Le Conseil d’Etat français a, dans un premier temps, considéré que l’autorité de l’arrêt de la Cour ne pouvait porter que sur la partie de la réponse relative à la question posée selon sa jurisprudence du 26 juillet 1985 ONIC, le reste ne pouvant lier le juge national. Il est revenu sur sa position dans l’arrêt du 11 décembre 2006 Société De Groot En Slot.

La Cour de justice peut aussi estimer inutile de répondre à une question qui lui a été posée lorsqu’il y en a plusieurs et que la réponse apportée à la première rend sans objet les questions suivantes. C’est bien au juge de renvoi qu’il appartient au premier chef de prendre la responsabilité de la manière dont il formule ses questions préjudicielles.

La réponse apportée par la Cour doit être assez précise pour être utilisable par le juge de renvoi, mais aussi suffisamment abstraite pour ne pas empiéter sur l’office du juge de renvoi qui est seul juge du fond.

Cette difficulté de s’en tenir à ce compromis concerne le cas de la question interprétative, la réponse étant binaire en matière de question préjudicielle en appréciation de validité. S’agissant de celle-ci, l’appréciation de validité d’une norme de droit dérivé se fera selon les normes de droit primaire évidemment, mais aussi selon les normes de droit dérivé qui lui sont supérieures.

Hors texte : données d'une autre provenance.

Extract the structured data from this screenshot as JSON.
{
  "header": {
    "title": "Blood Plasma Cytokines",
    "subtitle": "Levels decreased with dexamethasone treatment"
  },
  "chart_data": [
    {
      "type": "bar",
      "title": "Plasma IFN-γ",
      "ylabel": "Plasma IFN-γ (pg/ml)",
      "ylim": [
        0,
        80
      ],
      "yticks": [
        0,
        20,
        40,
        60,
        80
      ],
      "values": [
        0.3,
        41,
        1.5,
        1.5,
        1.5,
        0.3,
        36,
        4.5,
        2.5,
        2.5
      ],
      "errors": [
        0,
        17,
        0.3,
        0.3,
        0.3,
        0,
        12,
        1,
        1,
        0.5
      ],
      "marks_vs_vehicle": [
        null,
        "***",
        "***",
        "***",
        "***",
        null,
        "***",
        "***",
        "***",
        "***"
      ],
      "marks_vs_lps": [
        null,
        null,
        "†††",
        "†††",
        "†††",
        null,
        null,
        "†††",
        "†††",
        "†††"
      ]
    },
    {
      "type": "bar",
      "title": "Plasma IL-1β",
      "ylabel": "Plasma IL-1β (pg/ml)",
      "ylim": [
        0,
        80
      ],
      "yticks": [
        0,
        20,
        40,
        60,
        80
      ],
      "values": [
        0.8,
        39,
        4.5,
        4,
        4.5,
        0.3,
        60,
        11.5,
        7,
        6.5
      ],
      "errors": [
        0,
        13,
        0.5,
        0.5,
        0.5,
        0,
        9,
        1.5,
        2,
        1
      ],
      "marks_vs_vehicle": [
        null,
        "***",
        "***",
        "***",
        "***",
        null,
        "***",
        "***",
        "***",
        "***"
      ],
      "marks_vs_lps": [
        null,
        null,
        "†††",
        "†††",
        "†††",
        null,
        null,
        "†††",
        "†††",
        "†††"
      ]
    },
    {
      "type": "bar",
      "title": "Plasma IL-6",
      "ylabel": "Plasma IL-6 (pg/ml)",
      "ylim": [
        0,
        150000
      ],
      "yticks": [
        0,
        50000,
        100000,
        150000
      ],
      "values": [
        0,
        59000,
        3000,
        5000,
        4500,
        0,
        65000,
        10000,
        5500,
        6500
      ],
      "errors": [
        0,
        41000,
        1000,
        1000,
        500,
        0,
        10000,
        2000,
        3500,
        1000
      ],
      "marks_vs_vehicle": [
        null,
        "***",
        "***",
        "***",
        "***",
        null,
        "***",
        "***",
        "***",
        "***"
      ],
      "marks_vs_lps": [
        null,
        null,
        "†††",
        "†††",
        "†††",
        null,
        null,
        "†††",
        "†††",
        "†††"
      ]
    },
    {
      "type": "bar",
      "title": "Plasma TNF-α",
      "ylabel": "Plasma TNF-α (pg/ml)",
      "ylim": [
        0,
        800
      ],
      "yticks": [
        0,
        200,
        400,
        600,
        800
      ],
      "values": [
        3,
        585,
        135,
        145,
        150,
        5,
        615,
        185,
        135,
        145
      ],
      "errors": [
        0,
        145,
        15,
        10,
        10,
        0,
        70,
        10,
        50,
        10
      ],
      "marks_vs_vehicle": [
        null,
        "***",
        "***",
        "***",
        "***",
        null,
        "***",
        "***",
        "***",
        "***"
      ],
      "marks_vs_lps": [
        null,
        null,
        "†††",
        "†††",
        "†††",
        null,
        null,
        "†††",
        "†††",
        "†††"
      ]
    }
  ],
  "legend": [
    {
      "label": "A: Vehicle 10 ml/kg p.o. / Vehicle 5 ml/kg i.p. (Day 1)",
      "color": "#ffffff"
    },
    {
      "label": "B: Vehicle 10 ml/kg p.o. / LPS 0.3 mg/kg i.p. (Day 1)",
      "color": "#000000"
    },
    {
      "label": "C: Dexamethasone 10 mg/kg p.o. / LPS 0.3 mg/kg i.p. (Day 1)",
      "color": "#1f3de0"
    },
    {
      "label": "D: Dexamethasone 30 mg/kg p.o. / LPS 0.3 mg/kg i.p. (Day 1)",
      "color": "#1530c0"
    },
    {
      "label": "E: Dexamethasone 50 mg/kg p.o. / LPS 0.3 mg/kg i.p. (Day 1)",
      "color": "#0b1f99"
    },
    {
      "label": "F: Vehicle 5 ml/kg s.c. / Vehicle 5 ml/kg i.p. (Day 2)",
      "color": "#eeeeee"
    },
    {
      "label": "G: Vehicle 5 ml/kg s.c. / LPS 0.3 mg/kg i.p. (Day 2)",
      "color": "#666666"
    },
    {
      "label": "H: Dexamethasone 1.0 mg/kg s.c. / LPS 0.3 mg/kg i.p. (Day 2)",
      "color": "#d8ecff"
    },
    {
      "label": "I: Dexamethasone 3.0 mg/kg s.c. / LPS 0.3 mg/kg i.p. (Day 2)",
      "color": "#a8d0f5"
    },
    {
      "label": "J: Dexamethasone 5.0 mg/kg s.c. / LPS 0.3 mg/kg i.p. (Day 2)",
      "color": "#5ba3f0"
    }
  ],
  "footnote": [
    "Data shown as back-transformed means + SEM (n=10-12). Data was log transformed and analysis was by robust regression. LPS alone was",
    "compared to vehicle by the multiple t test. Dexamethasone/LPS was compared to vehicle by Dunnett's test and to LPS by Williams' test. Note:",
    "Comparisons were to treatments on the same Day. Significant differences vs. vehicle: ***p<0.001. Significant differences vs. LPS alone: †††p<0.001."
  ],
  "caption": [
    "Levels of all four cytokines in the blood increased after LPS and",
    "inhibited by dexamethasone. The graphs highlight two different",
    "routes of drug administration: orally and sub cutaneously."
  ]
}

Il y a une parenté étroite entre le renvoi préjudiciel en appréciation de validité et le recours en annulation : ce sont deux voies différentes qui concourent au contrôle de la légalité des actes de l’Union. Le recours en annulation n’est accessible aux particuliers que dans des conditions assez strictes puisqu’il faut démontrer l’existence d’un lien direct et individuel ; il est donc des cas dans lesquels le particulier n’a pas accès au prétoire de la Cour par cette voie ; il peut y accéder indirectement par la voie d’un renvoi préjudiciel en appréciation de validité. On ne saurait complètement les assimiler, ne serait-ce que parce que les pouvoirs de la Cour ne sont pas les mêmes dans les deux cas.